Department of Dermatology, Icahn School of Medicine and Mount Sinai, New York, NY, 10029, USA.
Department of Biomedical Engineering, University of Mississippi, University, MS, USA.
Arch Dermatol Res. 2023 Mar;315(2):215-221. doi: 10.1007/s00403-022-02343-1. Epub 2022 Mar 13.
Improved repigmentation of generalized vitiligo in skin types IV-VI has been reported in clinical response to combined therapy with apremilast and narrowband (NB)-UVB; however, tissue responses to combined therapy versus NB-UVB monotherapy have not been elucidated. We compared the change from baseline in cellular and molecular markers in vitiligo skin after combined therapy versus NB-UVB monotherapy. We assessed lesional and nonlesional skin samples from enrolled subjects and evaluated for immune infiltrates, inflammatory, and melanogenesis-related markers which were compared across different treatment groups. Combined therapy resulted in significant reduction of CD8T cells and CD11c dendritic cells, downregulation of PDE4B and Th17-related markers, and upregulation of melanogenesis markers. This study was limited to small sample size, skin types IV-VI, and high dropout rate. Our molecular findings support the clinical analysis that apremilast may potentiate NB-UVB in repigmentation of generalized vitiligo in skin types IV-VI.

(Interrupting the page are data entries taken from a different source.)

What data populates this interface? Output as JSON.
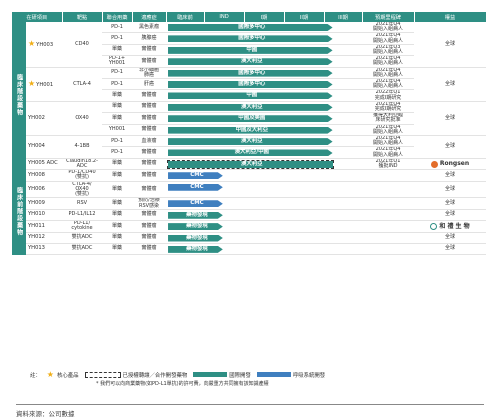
{
  "headers": [
    "在研項目",
    "靶點",
    "聯合用藥",
    "適應症",
    "臨床前",
    "IND",
    "I期",
    "II期",
    "III期",
    "預期里程碑",
    "權益"
  ],
  "groups": [
    "臨床階段藥物",
    "臨床前階段藥物"
  ],
  "rows": [
    {
      "cand": "YH003",
      "star": true,
      "target": "CD40",
      "combo": "PD-1",
      "ind": "黑色素瘤",
      "bar": "國際多中心",
      "milestone": "2021年Q4\n開始入組病人",
      "rights": "全球"
    },
    {
      "cand": "",
      "star": false,
      "target": "",
      "combo": "PD-1",
      "ind": "胰腺癌",
      "bar": "國際多中心",
      "milestone": "2021年Q4\n開始入組病人",
      "rights": ""
    },
    {
      "cand": "",
      "star": false,
      "target": "",
      "combo": "單藥",
      "ind": "實體瘤",
      "bar": "中國",
      "milestone": "2021年Q3\n開始入組病人",
      "rights": ""
    },
    {
      "cand": "",
      "star": false,
      "target": "",
      "combo": "PD-1+\nYH001",
      "ind": "實體瘤",
      "bar": "澳大利亞",
      "milestone": "2021年Q4\n開始入組病人",
      "rights": ""
    },
    {
      "cand": "YH001",
      "star": true,
      "target": "CTLA-4",
      "combo": "PD-1",
      "ind": "非小細胞\n肺癌",
      "bar": "國際多中心",
      "milestone": "2021年Q4\n開始入組病人",
      "rights": "全球"
    },
    {
      "cand": "",
      "star": false,
      "target": "",
      "combo": "PD-1",
      "ind": "肝癌",
      "bar": "國際多中心",
      "milestone": "2021年Q4\n開始入組病人",
      "rights": ""
    },
    {
      "cand": "",
      "star": false,
      "target": "",
      "combo": "單藥",
      "ind": "實體瘤",
      "bar": "中國",
      "milestone": "2022年Q1\n完成I期研究",
      "rights": ""
    },
    {
      "cand": "YH002",
      "star": false,
      "target": "OX40",
      "combo": "單藥",
      "ind": "實體瘤",
      "bar": "澳大利亞",
      "milestone": "2021年Q4\n完成I期研究",
      "rights": "全球"
    },
    {
      "cand": "",
      "star": false,
      "target": "",
      "combo": "單藥",
      "ind": "實體瘤",
      "bar": "中國及美國",
      "milestone": "獲得大利亞臨\n床研究批准",
      "rights": ""
    },
    {
      "cand": "",
      "star": false,
      "target": "",
      "combo": "YH001",
      "ind": "實體瘤",
      "bar": "中國及大利亞",
      "milestone": "2021年Q4\n開始入組病人",
      "rights": ""
    },
    {
      "cand": "YH004",
      "star": false,
      "target": "4-1BB",
      "combo": "PD-1",
      "ind": "血液瘤",
      "bar": "澳大利亞",
      "milestone": "2021年Q4\n開始入組病人",
      "rights": "全球"
    },
    {
      "cand": "",
      "star": false,
      "target": "",
      "combo": "PD-1",
      "ind": "實體瘤",
      "bar": "澳大利亞/中國",
      "milestone": "2021年Q4\n開始入組病人",
      "rights": ""
    },
    {
      "cand": "YH005 ADC",
      "star": false,
      "target": "Claudin18.2-\nADC",
      "combo": "單藥",
      "ind": "實體瘤",
      "bar": "澳大利亞",
      "milestone": "2021年Q1\n獲批IND",
      "rights": ""
    },
    {
      "cand": "YH008",
      "star": false,
      "target": "PD-1/CD40\n(雙抗)",
      "combo": "單藥",
      "ind": "實體瘤",
      "bar": "CMC",
      "milestone": "",
      "rights": "全球"
    },
    {
      "cand": "YH006",
      "star": false,
      "target": "CTLA-4/\nOX40\n(雙抗)",
      "combo": "單藥",
      "ind": "實體瘤",
      "bar": "CMC",
      "milestone": "",
      "rights": "全球"
    },
    {
      "cand": "YH009",
      "star": false,
      "target": "RSV",
      "combo": "單藥",
      "ind": "預防/治療\nRSV感染",
      "bar": "CMC",
      "milestone": "",
      "rights": "全球"
    },
    {
      "cand": "YH010",
      "star": false,
      "target": "PD-L1/IL12",
      "combo": "單藥",
      "ind": "實體瘤",
      "bar": "藥物發現",
      "milestone": "",
      "rights": "全球"
    },
    {
      "cand": "YH011",
      "star": false,
      "target": "PD-L1/\ncytokine",
      "combo": "單藥",
      "ind": "實體瘤",
      "bar": "藥物發現",
      "milestone": "",
      "rights": ""
    },
    {
      "cand": "YH012",
      "star": false,
      "target": "雙抗ADC",
      "combo": "單藥",
      "ind": "實體瘤",
      "bar": "藥物發現",
      "milestone": "",
      "rights": "全球"
    },
    {
      "cand": "YH013",
      "star": false,
      "target": "雙抗ADC",
      "combo": "單藥",
      "ind": "實體瘤",
      "bar": "藥物發現",
      "milestone": "",
      "rights": "全球"
    }
  ],
  "bar_progress": [
    0.86,
    0.86,
    0.86,
    0.86,
    0.86,
    0.86,
    0.86,
    0.86,
    0.86,
    0.86,
    0.86,
    0.86,
    0.86,
    0.3,
    0.3,
    0.3,
    0.3,
    0.3,
    0.3,
    0.3
  ],
  "partner_logos": [
    {
      "row": 12,
      "text": "Rongsen"
    },
    {
      "row": 17,
      "text": "和 禮 生 物"
    }
  ],
  "legend": {
    "note": "註：",
    "star": "核心產品",
    "dashed": "已授權轉讓／合作開發藥物",
    "green": "國際開發",
    "blue": "呼吸系統開發"
  },
  "footnote": "* 我們可以向商業藥物(如PD-L1單抗)的許可費，向嚴重方共同擁有該知識產權",
  "source": "資料來源：公司數據",
  "colors": {
    "accent": "#2e8f84",
    "blue": "#3f7fbf",
    "star": "#f0ae15"
  }
}
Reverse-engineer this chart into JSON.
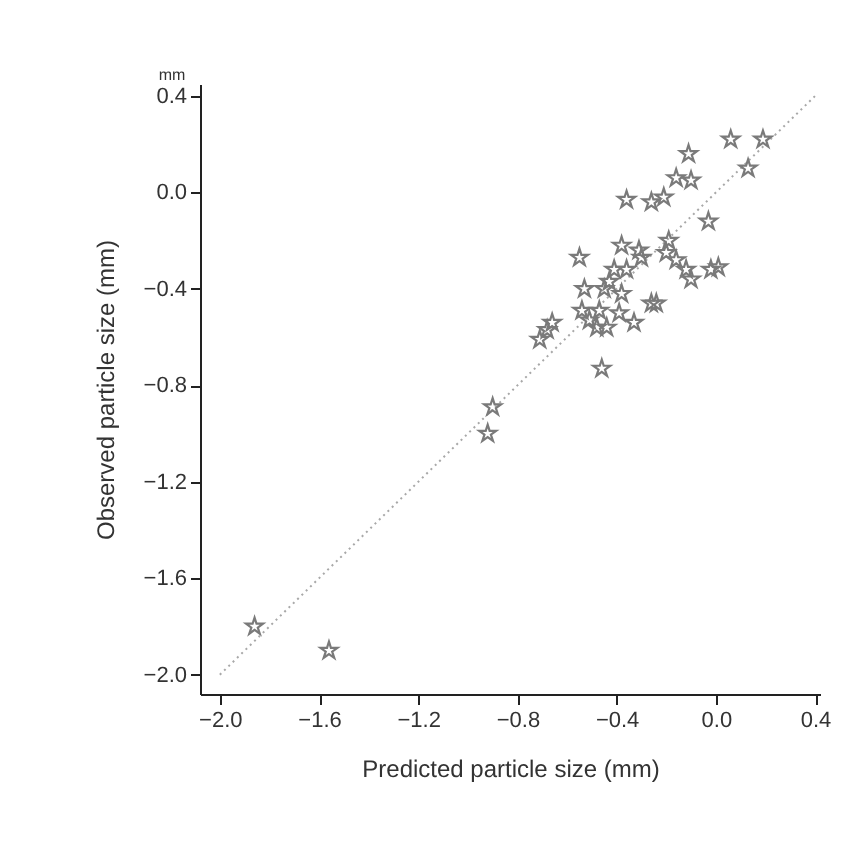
{
  "chart_data": {
    "type": "scatter",
    "xlabel": "Predicted particle size (mm)",
    "ylabel": "Observed particle size (mm)",
    "annotations": [
      "mm"
    ],
    "xlim": [
      -2.08,
      0.42
    ],
    "ylim": [
      -2.08,
      0.45
    ],
    "xticks": [
      {
        "value": -2.0,
        "label": "−2.0"
      },
      {
        "value": -1.6,
        "label": "−1.6"
      },
      {
        "value": -1.2,
        "label": "−1.2"
      },
      {
        "value": -0.8,
        "label": "−0.8"
      },
      {
        "value": -0.4,
        "label": "−0.4"
      },
      {
        "value": 0.0,
        "label": "0.0"
      },
      {
        "value": 0.4,
        "label": "0.4"
      }
    ],
    "yticks": [
      {
        "value": -2.0,
        "label": "−2.0"
      },
      {
        "value": -1.6,
        "label": "−1.6"
      },
      {
        "value": -1.2,
        "label": "−1.2"
      },
      {
        "value": -0.8,
        "label": "−0.8"
      },
      {
        "value": -0.4,
        "label": "−0.4"
      },
      {
        "value": 0.0,
        "label": "0.0"
      },
      {
        "value": 0.4,
        "label": "0.4"
      }
    ],
    "grid": false,
    "marker": "star",
    "series": [
      {
        "type": "line",
        "marker": "none",
        "color": "#a8a8a8",
        "line_style": "dotted",
        "x": [
          -2.0,
          0.4
        ],
        "values": [
          -2.0,
          0.4
        ]
      },
      {
        "color": "#7a7a7a",
        "x": [
          0.06,
          0.19,
          -0.11,
          0.13,
          -0.16,
          -0.1,
          -0.36,
          -0.26,
          -0.21,
          -0.03,
          -0.38,
          -0.31,
          -0.3,
          -0.19,
          -0.2,
          -0.16,
          -0.55,
          -0.41,
          -0.36,
          -0.12,
          -0.1,
          -0.02,
          0.01,
          -0.53,
          -0.45,
          -0.38,
          -0.43,
          -0.54,
          -0.47,
          -0.39,
          -0.51,
          -0.48,
          -0.44,
          -0.33,
          -0.26,
          -0.24,
          -0.66,
          -0.68,
          -0.71,
          -0.46,
          -0.9,
          -0.92,
          -1.86,
          -1.56
        ],
        "values": [
          0.22,
          0.22,
          0.16,
          0.1,
          0.06,
          0.05,
          -0.03,
          -0.04,
          -0.02,
          -0.12,
          -0.22,
          -0.24,
          -0.27,
          -0.2,
          -0.25,
          -0.28,
          -0.27,
          -0.32,
          -0.32,
          -0.32,
          -0.36,
          -0.32,
          -0.31,
          -0.4,
          -0.4,
          -0.42,
          -0.37,
          -0.49,
          -0.49,
          -0.5,
          -0.53,
          -0.56,
          -0.56,
          -0.54,
          -0.46,
          -0.46,
          -0.54,
          -0.57,
          -0.61,
          -0.73,
          -0.89,
          -1.0,
          -1.8,
          -1.9
        ]
      }
    ]
  }
}
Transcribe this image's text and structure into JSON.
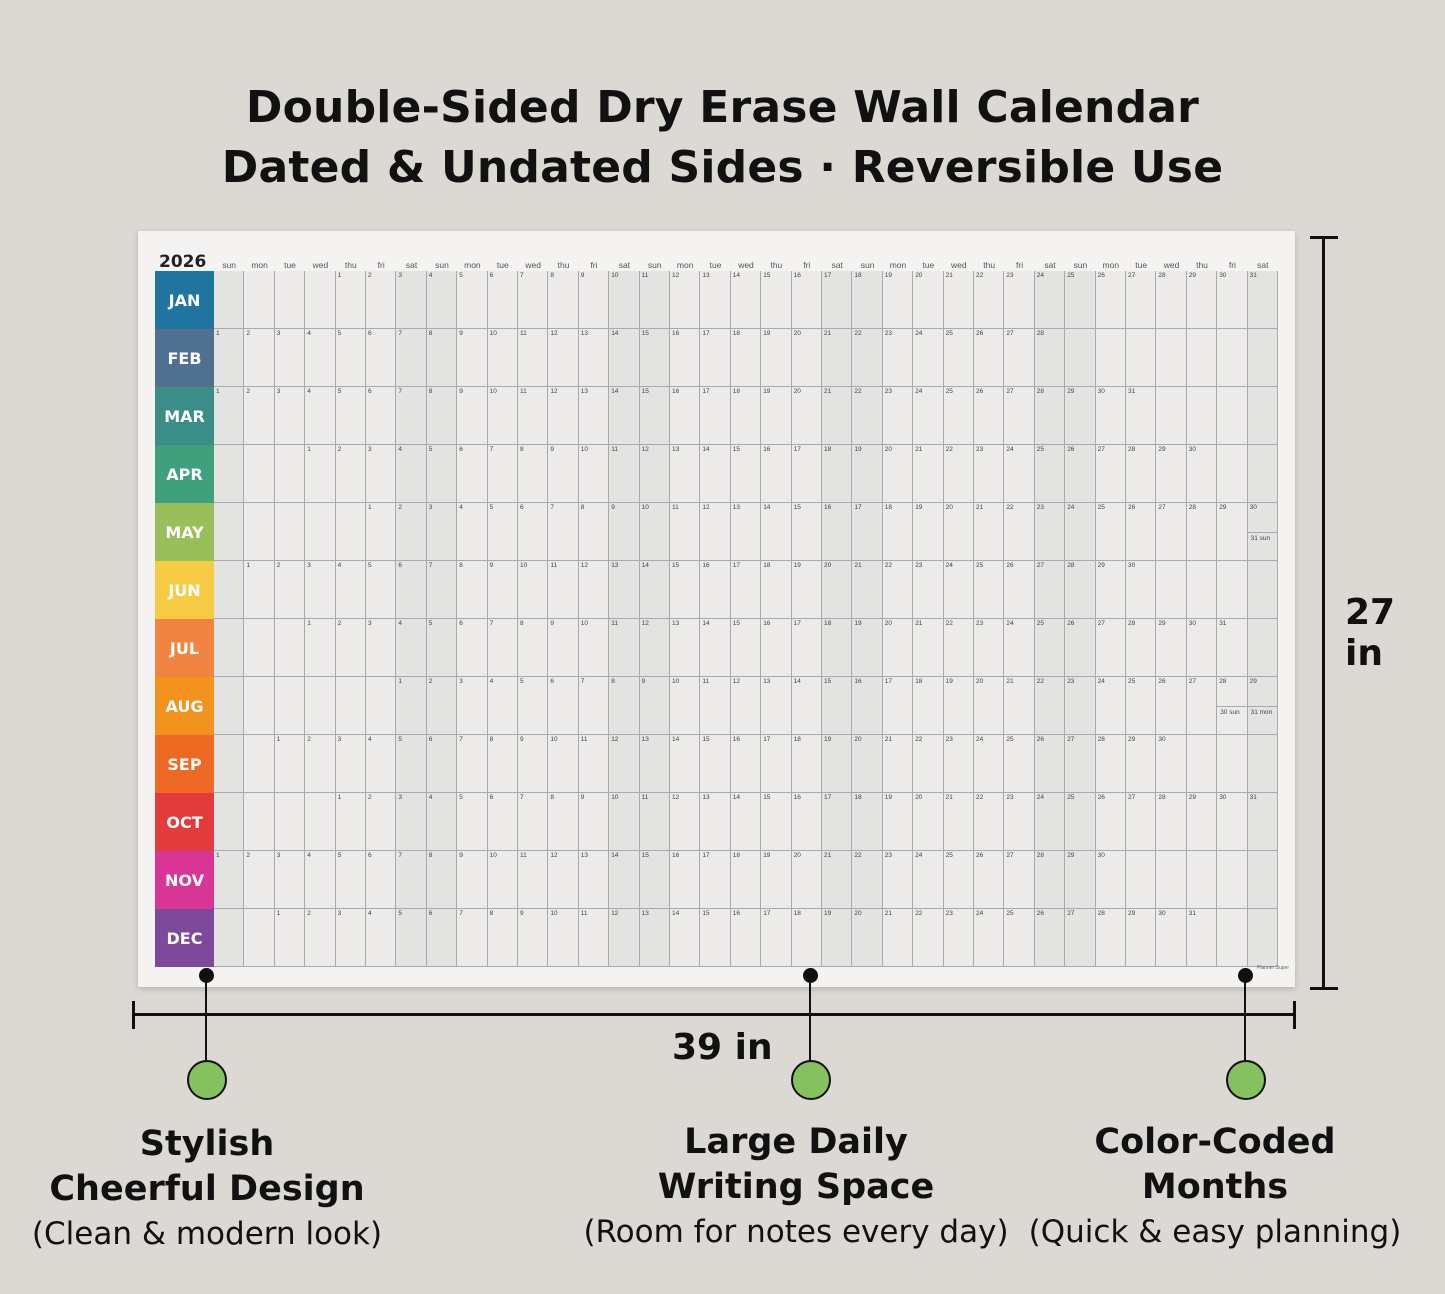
{
  "headline": {
    "line1": "Double-Sided Dry Erase Wall Calendar",
    "line2": "Dated & Undated Sides · Reversible Use"
  },
  "calendar": {
    "year": "2026",
    "day_headers": [
      "sun",
      "mon",
      "tue",
      "wed",
      "thu",
      "fri",
      "sat",
      "sun",
      "mon",
      "tue",
      "wed",
      "thu",
      "fri",
      "sat",
      "sun",
      "mon",
      "tue",
      "wed",
      "thu",
      "fri",
      "sat",
      "sun",
      "mon",
      "tue",
      "wed",
      "thu",
      "fri",
      "sat",
      "sun",
      "mon",
      "tue",
      "wed",
      "thu",
      "fri",
      "sat"
    ],
    "months": [
      {
        "label": "JAN",
        "color": "#1f75a0",
        "offset": 4,
        "days": 31
      },
      {
        "label": "FEB",
        "color": "#4f708f",
        "offset": 0,
        "days": 28
      },
      {
        "label": "MAR",
        "color": "#3b8e88",
        "offset": 0,
        "days": 31
      },
      {
        "label": "APR",
        "color": "#40a07e",
        "offset": 3,
        "days": 30
      },
      {
        "label": "MAY",
        "color": "#99bf5b",
        "offset": 5,
        "days": 30,
        "extra": "31 sun"
      },
      {
        "label": "JUN",
        "color": "#f7cb43",
        "offset": 1,
        "days": 30
      },
      {
        "label": "JUL",
        "color": "#f08440",
        "offset": 3,
        "days": 31
      },
      {
        "label": "AUG",
        "color": "#f3921c",
        "offset": 6,
        "days": 29,
        "extra": "30 sun",
        "extra2": "31 mon"
      },
      {
        "label": "SEP",
        "color": "#ee6a24",
        "offset": 2,
        "days": 30
      },
      {
        "label": "OCT",
        "color": "#e33a3e",
        "offset": 4,
        "days": 31
      },
      {
        "label": "NOV",
        "color": "#d93595",
        "offset": 0,
        "days": 30
      },
      {
        "label": "DEC",
        "color": "#7d4a9b",
        "offset": 2,
        "days": 31
      }
    ],
    "brand": "Planner Super"
  },
  "dimensions": {
    "height": "27 in",
    "width": "39 in"
  },
  "features": [
    {
      "title1": "Stylish",
      "title2": "Cheerful Design",
      "subtitle": "(Clean & modern look)"
    },
    {
      "title1": "Large Daily",
      "title2": "Writing Space",
      "subtitle": "(Room for notes every day)"
    },
    {
      "title1": "Color-Coded",
      "title2": "Months",
      "subtitle": "(Quick & easy planning)"
    }
  ],
  "colors": {
    "background": "#dcd9d4",
    "feature_dot": "#86c15f"
  }
}
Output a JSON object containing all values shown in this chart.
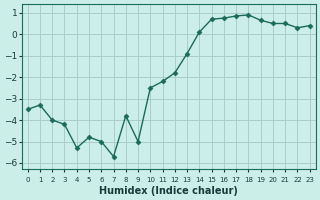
{
  "x": [
    0,
    1,
    2,
    3,
    4,
    5,
    6,
    7,
    8,
    9,
    10,
    11,
    12,
    13,
    14,
    15,
    16,
    17,
    18,
    19,
    20,
    21,
    22,
    23
  ],
  "y": [
    -3.5,
    -3.3,
    -4.0,
    -4.2,
    -5.3,
    -4.8,
    -5.0,
    -5.7,
    -3.8,
    -5.0,
    -2.5,
    -2.2,
    -1.8,
    -0.9,
    0.1,
    0.7,
    0.75,
    0.85,
    0.9,
    0.65,
    0.5,
    0.5,
    0.3,
    0.4
  ],
  "xlabel": "Humidex (Indice chaleur)",
  "ylabel": "",
  "title": "",
  "line_color": "#1a6b5a",
  "marker_color": "#1a6b5a",
  "bg_color": "#cceee8",
  "grid_color": "#aacccc",
  "yticks": [
    -6,
    -5,
    -4,
    -3,
    -2,
    -1,
    0,
    1
  ],
  "xtick_labels": [
    "0",
    "1",
    "2",
    "3",
    "4",
    "5",
    "6",
    "7",
    "8",
    "9",
    "10",
    "11",
    "12",
    "13",
    "14",
    "15",
    "16",
    "17",
    "18",
    "19",
    "20",
    "21",
    "22",
    "23"
  ],
  "ylim": [
    -6.3,
    1.4
  ],
  "xlim": [
    -0.5,
    23.5
  ]
}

联合应用阿普米司特和窄谱(NB)-UVB 治疗可改善 IV-VI 型皮肤的泛发性白癜风的复色,然而,联合治疗与 NB-UVB 单药治疗的组织反应尚未阐明。我们比较了联合治疗与 NB-UVB 单药治疗后白癜风皮肤中细胞和分子标志物的基线变化。我们评估了入组患者的皮损和非皮损皮肤样本,并评估了免疫浸润、炎症和黑素生成相关标志物,这些标志物在不同治疗组之间进行了比较。联合治疗可显著减少 CD8T 细胞和 CD11c 树突状细胞,下调 PDE4B 和 Th17 相关标志物,上调黑素生成标志物。本研究的局限性在于样本量小、皮肤类型为 IV-VI 型和高脱落率。我们的分子研究结果支持临床分析,即阿普米司特可能增强 NB-UVB 在 IV-VI 型皮肤的泛发性白癜风复色中的作用。